Modi's outreach, however, has not enthused the separatists and the protesters in Kashmir. ''We have heard it many times that a solution will be found within the Indian Constitution. They think people are dying for the Indian Constitution in Kashmir,'' said Latief Ahmed, a protester in Srinagar. ''Yesterday, a tear-gas shell ruptured the heart of a young boy in my area, Fateh Kadal. Did he die for a solution within the Indian Constitution?'' As Latief talked to THE WEEK, a group of youngsters raised slogans. Such sentiment is all-pervasive across Kashmir, with far greater intensity in rural areas of south Kashmir.

Hard-liner Syed Ali Shah Geelani is of the opinion that for a lasting solution to the Kashmir issue, the Centre must shun violence and adhere to the UN resolutions on Jammu and Kashmir. ''We understand that the universal principle of right to self-determination is the only road through which peace can be achieved in Jammu and Kashmir,” Geelani said.

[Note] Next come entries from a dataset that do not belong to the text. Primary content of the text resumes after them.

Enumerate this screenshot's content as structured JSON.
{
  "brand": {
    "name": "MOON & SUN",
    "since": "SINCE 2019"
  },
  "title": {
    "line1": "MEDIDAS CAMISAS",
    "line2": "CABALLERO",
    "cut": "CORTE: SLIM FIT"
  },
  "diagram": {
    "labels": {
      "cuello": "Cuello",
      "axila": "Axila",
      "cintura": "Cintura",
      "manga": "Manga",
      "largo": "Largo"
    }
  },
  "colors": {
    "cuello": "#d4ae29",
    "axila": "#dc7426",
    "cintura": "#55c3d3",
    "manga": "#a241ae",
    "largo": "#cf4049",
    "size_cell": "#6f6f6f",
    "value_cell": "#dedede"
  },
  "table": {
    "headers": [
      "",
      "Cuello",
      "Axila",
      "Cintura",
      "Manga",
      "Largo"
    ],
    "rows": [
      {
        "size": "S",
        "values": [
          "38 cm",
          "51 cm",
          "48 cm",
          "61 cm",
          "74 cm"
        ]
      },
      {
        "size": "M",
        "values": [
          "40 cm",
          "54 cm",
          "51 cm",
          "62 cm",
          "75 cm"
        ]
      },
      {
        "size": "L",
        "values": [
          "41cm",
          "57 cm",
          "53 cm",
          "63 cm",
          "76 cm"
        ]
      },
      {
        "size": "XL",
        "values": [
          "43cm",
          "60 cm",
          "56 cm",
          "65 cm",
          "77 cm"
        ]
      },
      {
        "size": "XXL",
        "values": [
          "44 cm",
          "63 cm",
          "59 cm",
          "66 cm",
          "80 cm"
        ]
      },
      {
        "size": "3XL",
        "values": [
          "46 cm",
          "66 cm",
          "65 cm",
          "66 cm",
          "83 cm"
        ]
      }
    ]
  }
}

Shabir Shah, another veteran separatist, said that people were not sacrificing their lives for any kind of development or employment. ''It [the unrest] is for the achievement of that right which has been acknowledged by the international community,” Shah said. Mirwaiz Umar Farooq, a moderate separatist, said that achieving long-lasting peace in the state would be possible only if New Delhi acknowledged the political nature of the Kashmir issue and stopped violations of human rights.